Встретились вечером на базе. База была временной и не имела кондиционера. Ночью, когда температура снаружи опускалась до минус шестидесяти градусов, становилось холодно, несмотря на центральное отопление купола. Лежали тогда в спальных мешках с электрическим подогревом. Вечером, однако, было теплее, и они ходили по базе в скафандрах.
— Отмахал сегодня хороший кусок, — сказал Дон, как только вышел из шлюза. — Моя дюна теперь гораздо ближе.
— Мне попалась какая-то чертова скала, два раза взрывал, — Джесс говорил без озлобления, равнодушно.
— Завтра, пожалуй, немного сделаем, идет песчаная буря. Хотелось бы все же дотянуть до той дюны.

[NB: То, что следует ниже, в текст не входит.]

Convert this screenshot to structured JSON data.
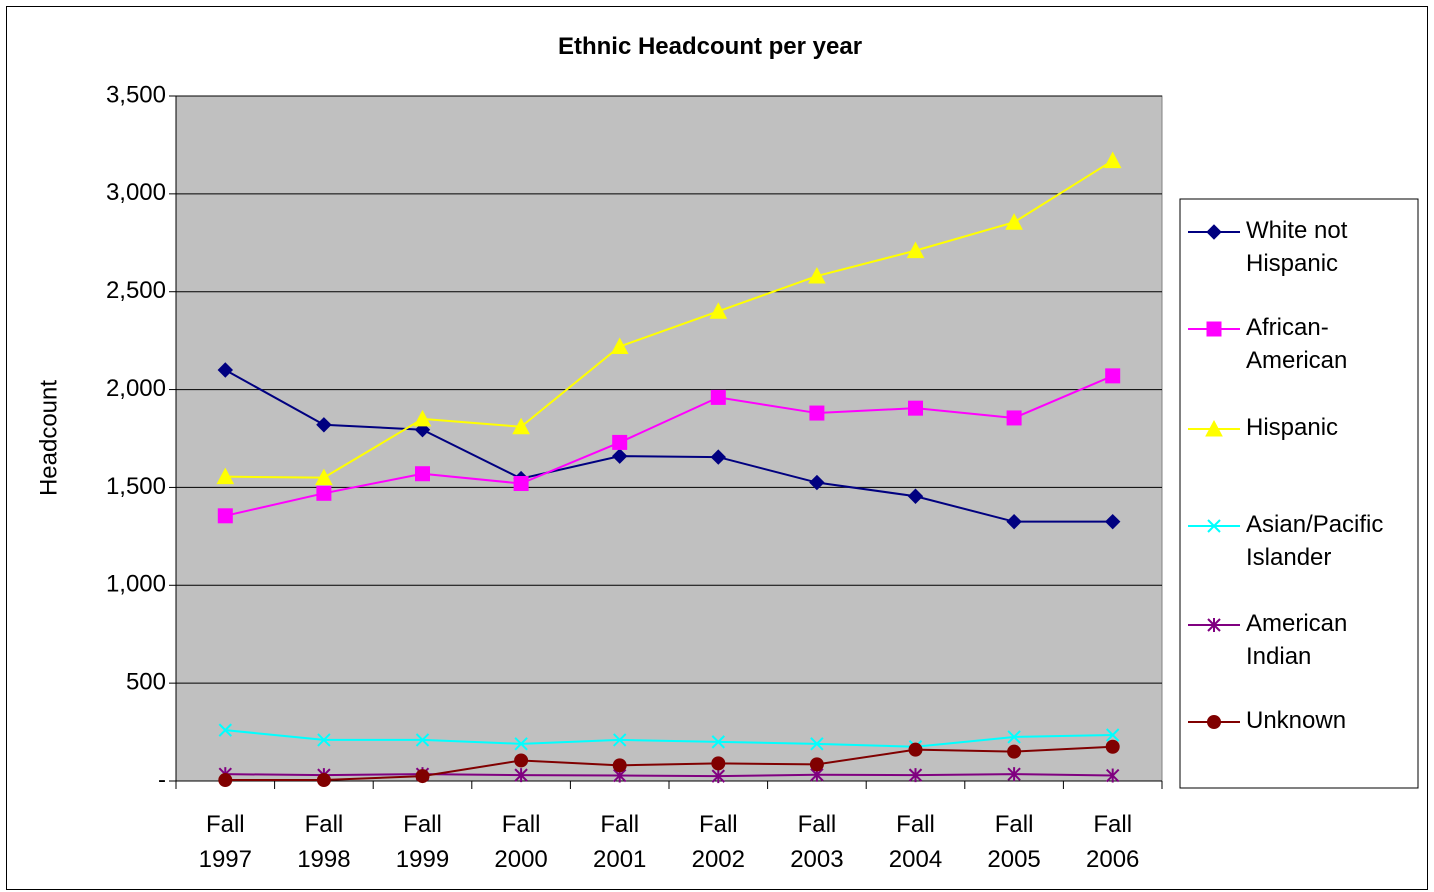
{
  "chart_data": {
    "type": "line",
    "title": "Ethnic Headcount per year",
    "xlabel": "",
    "ylabel": "Headcount",
    "ylim": [
      0,
      3500
    ],
    "yticks": [
      0,
      500,
      1000,
      1500,
      2000,
      2500,
      3000,
      3500
    ],
    "ytick_labels": [
      "-",
      "500",
      "1,000",
      "1,500",
      "2,000",
      "2,500",
      "3,000",
      "3,500"
    ],
    "categories": [
      [
        "Fall",
        "1997"
      ],
      [
        "Fall",
        "1998"
      ],
      [
        "Fall",
        "1999"
      ],
      [
        "Fall",
        "2000"
      ],
      [
        "Fall",
        "2001"
      ],
      [
        "Fall",
        "2002"
      ],
      [
        "Fall",
        "2003"
      ],
      [
        "Fall",
        "2004"
      ],
      [
        "Fall",
        "2005"
      ],
      [
        "Fall",
        "2006"
      ]
    ],
    "grid": true,
    "plot_background": "#c0c0c0",
    "legend_position": "right",
    "series": [
      {
        "name": [
          "White not",
          "Hispanic"
        ],
        "color": "#000080",
        "marker": "diamond",
        "values": [
          2100,
          1820,
          1795,
          1545,
          1660,
          1655,
          1525,
          1455,
          1325,
          1325
        ]
      },
      {
        "name": [
          "African-",
          "American"
        ],
        "color": "#ff00ff",
        "marker": "square",
        "values": [
          1355,
          1470,
          1570,
          1520,
          1730,
          1960,
          1880,
          1905,
          1855,
          2070
        ]
      },
      {
        "name": [
          "Hispanic"
        ],
        "color": "#ffff00",
        "marker": "triangle",
        "values": [
          1555,
          1550,
          1850,
          1810,
          2220,
          2400,
          2580,
          2710,
          2855,
          3170
        ]
      },
      {
        "name": [
          "Asian/Pacific",
          "Islander"
        ],
        "color": "#00ffff",
        "marker": "x",
        "values": [
          260,
          210,
          210,
          190,
          210,
          200,
          190,
          175,
          225,
          235
        ]
      },
      {
        "name": [
          "American",
          "Indian"
        ],
        "color": "#800080",
        "marker": "star",
        "values": [
          35,
          30,
          35,
          30,
          28,
          25,
          32,
          30,
          35,
          28
        ]
      },
      {
        "name": [
          "Unknown"
        ],
        "color": "#800000",
        "marker": "circle",
        "values": [
          5,
          5,
          25,
          105,
          80,
          90,
          85,
          160,
          150,
          175
        ]
      }
    ]
  }
}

— Дотянешь, если пустыня не покажет клыки и не будет плеваться песком все эти дни.
Джесс кончил готовить ужин, и развалился в кресле, вытянув ноги.
— Так или иначе через три дня возвращаемся.
— Возвращаемся, — повторил Джесс, наблюдая, как Дон выбирал из банки большие куски свинины. «Пожалуй, это единственная форма астронавтики для свиней», — подумал он и усмехнулся.
После ужина Дон включил видеотрон, и они посмотрели какой-то китайский театр с драконами и зонтиками. Цвета были немного искажены, и Джесс подумал о том, что случилось, если бы у людей были действительно такие светло-зеленые лица, как на экране. Спросил Дона.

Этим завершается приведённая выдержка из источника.